Assessing the potential ROI for an MES is difficult, but you can improve results by recognizing risk factors that will negatively impact the overall return.

By David Oeters, Corporate Communications with CIMx Software

Money WEB 030514

Identify ROI risk to more accurately your return for an MES. Illustration by http://www.colourbox.com

Forecasting the ROI for an MES is a critical step for any company investigating manufacturing software. While identifying a nice, round number that will make the accountants feel good is the ultimate goal, its exceedingly difficult before the MES has been implemented. An MES potentially impacts all areas of the manufacturing value chain, and with so many factors any estimate becomes more conjecture than science.

A much easier, and many times more fruitful, exercise is to identify potential ROI detractors of an MES. Once you identify potential detractors (if there are any) you can better see how difficult it will be to reach your ROI goals. A project with many detractors will take much longer to reach an ROI than one without detractors.

MES Risk Factors

Here are 6 common risk factors we see in an MES project:

  1. Cost. The cost of the system is the biggest risk factor. How much are you going to pay? Consider more than the license fees – look at the service charges, the cost of integrations, consulting fees, hardware costs, and more. Many times, these added costs are significantly more than the initial fees.
  2. Customization. When it comes to any software system, the more changes or custom code you place on top of the initial software, the more expensive and risky the installation will be – decreasing the eventual return.
  3. Schedule. Once you decide to purchase a software system, the longer it takes to set-up, install, and start using the MES, the more difficult it is to achieve an ROI. Every week you wait is costing money.
  4. Flexibility. Software shouldn’t reflect the manufacturing needs at a single moment in time, because those needs will change. How quickly and easily will the system adapt? Do you need to go back to the supplier for each change, or can your team make the changes?
  5. Upgrades. New technology and market changes are impacting manufacturing at an increasing rate. Is there an upgrade path and plan? What is the cost for an upgrade? Software without a clear, and efficient, upgrade path will become inefficient as it ages.
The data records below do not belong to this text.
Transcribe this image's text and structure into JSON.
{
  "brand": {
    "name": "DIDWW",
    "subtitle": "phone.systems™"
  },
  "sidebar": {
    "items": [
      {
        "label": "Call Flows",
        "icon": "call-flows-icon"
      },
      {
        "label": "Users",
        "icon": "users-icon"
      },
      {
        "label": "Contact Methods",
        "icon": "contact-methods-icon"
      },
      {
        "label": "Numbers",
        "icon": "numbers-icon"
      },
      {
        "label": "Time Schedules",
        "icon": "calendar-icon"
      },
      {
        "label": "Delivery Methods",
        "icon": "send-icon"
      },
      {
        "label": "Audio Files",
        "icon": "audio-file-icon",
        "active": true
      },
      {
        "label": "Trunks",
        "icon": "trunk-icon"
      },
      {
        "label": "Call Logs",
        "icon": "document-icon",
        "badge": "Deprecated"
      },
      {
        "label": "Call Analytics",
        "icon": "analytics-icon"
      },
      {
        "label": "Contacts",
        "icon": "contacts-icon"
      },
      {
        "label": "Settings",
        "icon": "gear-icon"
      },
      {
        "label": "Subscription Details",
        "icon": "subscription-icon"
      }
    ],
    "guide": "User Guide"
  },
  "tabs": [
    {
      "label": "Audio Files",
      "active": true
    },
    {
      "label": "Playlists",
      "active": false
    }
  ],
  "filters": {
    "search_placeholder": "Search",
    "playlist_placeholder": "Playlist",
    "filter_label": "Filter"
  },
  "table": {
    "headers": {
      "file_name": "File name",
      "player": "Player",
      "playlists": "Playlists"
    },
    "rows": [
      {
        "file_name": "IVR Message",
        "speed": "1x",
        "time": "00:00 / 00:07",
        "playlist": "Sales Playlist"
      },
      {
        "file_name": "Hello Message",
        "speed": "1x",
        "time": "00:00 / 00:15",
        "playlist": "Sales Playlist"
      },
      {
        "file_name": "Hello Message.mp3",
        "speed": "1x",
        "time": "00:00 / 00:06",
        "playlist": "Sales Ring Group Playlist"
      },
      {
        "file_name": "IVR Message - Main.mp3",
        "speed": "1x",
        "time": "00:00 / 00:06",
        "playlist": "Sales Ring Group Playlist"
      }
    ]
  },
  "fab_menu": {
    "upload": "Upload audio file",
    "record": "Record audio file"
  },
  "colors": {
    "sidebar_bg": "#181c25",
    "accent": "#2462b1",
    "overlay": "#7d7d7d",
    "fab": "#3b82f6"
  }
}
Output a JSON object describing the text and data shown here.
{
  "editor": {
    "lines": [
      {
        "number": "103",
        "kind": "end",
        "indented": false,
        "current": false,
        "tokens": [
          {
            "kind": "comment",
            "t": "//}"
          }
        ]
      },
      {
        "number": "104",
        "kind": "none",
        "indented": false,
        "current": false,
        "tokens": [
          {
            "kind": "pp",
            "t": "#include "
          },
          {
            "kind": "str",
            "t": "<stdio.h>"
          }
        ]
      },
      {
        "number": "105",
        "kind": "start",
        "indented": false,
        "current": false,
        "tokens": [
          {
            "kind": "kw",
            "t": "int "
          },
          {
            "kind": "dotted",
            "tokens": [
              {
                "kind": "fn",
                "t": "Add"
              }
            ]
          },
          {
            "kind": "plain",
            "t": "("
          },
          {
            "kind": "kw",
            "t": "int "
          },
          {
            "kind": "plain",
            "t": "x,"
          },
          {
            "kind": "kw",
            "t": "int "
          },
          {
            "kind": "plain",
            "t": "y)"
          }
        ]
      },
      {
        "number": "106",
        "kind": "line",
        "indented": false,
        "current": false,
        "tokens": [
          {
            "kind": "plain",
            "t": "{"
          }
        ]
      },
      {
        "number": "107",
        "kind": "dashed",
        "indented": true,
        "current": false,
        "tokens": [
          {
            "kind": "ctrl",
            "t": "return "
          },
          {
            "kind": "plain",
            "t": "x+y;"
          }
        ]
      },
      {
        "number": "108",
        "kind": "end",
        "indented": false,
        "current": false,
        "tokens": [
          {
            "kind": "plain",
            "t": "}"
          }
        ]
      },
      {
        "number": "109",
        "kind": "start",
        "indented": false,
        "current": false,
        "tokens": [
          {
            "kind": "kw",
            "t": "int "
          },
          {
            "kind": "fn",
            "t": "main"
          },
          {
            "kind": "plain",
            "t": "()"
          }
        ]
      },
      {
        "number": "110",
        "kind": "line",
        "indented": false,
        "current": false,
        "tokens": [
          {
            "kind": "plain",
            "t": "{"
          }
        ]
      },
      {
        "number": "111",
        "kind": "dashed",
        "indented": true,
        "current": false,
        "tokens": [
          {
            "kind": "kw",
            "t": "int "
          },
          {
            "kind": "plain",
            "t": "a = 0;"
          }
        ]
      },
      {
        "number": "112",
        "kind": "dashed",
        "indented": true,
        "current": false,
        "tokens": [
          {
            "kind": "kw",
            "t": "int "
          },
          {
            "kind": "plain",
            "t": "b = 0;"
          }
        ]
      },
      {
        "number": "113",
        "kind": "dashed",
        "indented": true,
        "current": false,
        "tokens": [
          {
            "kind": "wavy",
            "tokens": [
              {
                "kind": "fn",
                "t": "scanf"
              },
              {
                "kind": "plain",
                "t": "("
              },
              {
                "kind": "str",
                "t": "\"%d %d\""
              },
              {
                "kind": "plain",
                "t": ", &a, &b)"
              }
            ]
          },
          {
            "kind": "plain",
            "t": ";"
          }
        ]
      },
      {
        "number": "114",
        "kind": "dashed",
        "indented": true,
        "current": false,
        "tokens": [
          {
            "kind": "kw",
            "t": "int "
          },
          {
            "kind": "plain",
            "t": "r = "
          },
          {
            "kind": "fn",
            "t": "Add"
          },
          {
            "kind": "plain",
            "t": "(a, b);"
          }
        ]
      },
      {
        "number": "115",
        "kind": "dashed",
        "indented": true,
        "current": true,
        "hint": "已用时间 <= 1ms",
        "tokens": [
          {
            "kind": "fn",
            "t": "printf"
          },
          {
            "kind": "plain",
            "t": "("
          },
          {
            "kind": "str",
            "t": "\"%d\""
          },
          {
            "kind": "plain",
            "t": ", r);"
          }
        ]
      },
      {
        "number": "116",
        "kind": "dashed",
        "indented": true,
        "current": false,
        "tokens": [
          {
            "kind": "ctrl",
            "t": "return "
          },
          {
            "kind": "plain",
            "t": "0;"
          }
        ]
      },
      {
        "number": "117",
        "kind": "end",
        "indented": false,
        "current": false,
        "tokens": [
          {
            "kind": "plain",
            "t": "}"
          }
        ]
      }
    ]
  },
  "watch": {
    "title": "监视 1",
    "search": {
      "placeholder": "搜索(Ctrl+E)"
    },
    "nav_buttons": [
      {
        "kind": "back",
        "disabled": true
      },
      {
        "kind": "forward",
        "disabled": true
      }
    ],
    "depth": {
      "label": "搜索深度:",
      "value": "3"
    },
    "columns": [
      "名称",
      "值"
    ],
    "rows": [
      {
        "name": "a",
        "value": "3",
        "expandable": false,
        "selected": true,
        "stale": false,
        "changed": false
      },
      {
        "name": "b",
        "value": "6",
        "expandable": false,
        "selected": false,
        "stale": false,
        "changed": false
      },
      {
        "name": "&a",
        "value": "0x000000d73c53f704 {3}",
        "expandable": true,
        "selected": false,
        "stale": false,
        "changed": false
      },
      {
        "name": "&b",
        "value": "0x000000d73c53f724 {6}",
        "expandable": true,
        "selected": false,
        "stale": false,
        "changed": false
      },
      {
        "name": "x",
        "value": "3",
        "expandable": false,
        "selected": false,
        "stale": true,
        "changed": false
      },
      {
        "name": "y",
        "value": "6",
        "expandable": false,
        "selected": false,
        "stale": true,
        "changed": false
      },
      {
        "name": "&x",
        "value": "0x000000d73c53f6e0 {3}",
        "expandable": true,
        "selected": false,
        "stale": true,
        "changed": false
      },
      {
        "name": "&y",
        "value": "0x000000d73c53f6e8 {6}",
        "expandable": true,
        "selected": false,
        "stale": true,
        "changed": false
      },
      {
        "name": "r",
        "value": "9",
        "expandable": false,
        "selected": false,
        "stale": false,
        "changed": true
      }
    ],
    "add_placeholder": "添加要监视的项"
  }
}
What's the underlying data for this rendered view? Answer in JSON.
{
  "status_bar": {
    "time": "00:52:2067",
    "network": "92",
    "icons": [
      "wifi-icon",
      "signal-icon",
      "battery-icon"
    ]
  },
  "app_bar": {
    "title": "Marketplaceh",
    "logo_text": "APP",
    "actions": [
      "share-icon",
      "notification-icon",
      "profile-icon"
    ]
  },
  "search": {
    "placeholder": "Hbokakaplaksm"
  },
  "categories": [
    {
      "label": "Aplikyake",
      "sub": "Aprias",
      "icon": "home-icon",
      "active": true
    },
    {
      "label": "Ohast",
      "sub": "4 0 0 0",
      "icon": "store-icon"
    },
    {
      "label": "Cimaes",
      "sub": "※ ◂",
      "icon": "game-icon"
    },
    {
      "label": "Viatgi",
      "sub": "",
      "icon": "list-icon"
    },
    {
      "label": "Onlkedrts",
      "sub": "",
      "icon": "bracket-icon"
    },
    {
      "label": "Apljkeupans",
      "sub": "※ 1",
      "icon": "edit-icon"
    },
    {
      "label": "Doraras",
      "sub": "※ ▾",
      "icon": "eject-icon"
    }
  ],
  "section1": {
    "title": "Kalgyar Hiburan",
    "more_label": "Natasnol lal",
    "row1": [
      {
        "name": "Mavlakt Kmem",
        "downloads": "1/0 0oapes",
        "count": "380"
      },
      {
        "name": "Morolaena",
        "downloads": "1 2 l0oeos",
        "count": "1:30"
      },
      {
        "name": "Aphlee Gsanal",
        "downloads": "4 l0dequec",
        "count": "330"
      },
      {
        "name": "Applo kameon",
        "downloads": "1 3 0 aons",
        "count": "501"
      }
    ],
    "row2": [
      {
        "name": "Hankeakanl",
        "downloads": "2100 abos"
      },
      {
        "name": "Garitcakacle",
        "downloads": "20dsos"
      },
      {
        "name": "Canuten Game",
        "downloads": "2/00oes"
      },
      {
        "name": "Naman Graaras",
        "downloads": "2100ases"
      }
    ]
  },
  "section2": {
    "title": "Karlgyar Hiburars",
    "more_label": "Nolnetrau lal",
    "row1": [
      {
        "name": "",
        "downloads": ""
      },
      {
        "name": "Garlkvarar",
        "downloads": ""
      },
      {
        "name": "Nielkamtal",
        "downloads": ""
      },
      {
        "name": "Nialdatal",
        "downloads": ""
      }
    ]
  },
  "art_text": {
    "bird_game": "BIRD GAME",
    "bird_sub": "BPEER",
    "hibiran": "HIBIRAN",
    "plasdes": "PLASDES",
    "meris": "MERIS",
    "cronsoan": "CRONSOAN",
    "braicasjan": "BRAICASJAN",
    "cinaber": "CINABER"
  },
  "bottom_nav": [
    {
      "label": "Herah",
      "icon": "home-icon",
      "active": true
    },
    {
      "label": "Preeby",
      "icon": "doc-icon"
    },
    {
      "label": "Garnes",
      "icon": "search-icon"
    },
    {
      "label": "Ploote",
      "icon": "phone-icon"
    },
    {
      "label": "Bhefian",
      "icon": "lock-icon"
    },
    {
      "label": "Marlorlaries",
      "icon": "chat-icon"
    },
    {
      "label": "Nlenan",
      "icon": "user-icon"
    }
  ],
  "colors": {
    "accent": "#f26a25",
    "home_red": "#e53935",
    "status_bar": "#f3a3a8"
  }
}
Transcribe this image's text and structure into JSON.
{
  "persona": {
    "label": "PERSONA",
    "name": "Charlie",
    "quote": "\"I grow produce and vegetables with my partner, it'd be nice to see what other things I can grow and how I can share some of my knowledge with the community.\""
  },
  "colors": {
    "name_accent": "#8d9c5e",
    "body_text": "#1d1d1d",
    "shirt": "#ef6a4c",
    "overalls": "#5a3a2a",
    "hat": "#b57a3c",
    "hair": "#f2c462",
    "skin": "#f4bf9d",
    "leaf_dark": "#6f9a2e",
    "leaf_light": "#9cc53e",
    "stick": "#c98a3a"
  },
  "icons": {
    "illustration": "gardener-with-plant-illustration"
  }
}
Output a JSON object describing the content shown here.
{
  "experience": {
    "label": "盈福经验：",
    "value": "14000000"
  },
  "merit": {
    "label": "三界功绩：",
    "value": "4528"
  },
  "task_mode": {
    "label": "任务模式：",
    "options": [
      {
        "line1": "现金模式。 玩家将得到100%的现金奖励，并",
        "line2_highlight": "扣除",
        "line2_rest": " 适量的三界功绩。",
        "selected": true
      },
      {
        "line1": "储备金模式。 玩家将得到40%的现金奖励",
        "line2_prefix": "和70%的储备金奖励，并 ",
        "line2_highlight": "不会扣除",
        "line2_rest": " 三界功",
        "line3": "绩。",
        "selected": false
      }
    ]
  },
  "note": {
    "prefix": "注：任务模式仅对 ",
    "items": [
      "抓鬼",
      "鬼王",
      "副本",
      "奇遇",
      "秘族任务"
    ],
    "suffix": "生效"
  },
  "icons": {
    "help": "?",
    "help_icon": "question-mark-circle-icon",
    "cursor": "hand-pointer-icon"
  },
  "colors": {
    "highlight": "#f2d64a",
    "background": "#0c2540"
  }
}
Anyone that promises you an inclusive and comprehensive ROI for an MES is either lying or delusional. The cost of misunderstandings between the supplier and customer leads to upscoping and slipped schedules, increasing implementation service fees and frustration – ROI project-killers.  Estimates, forecasts and guarantees should be the goal before an implementation, which is why risk factors such as these are so important. Each risk factor will significantly increase the time necessary to reach an ROI. Eliminating risk factors without loss of functionality will ensure a rapid ROI on the system.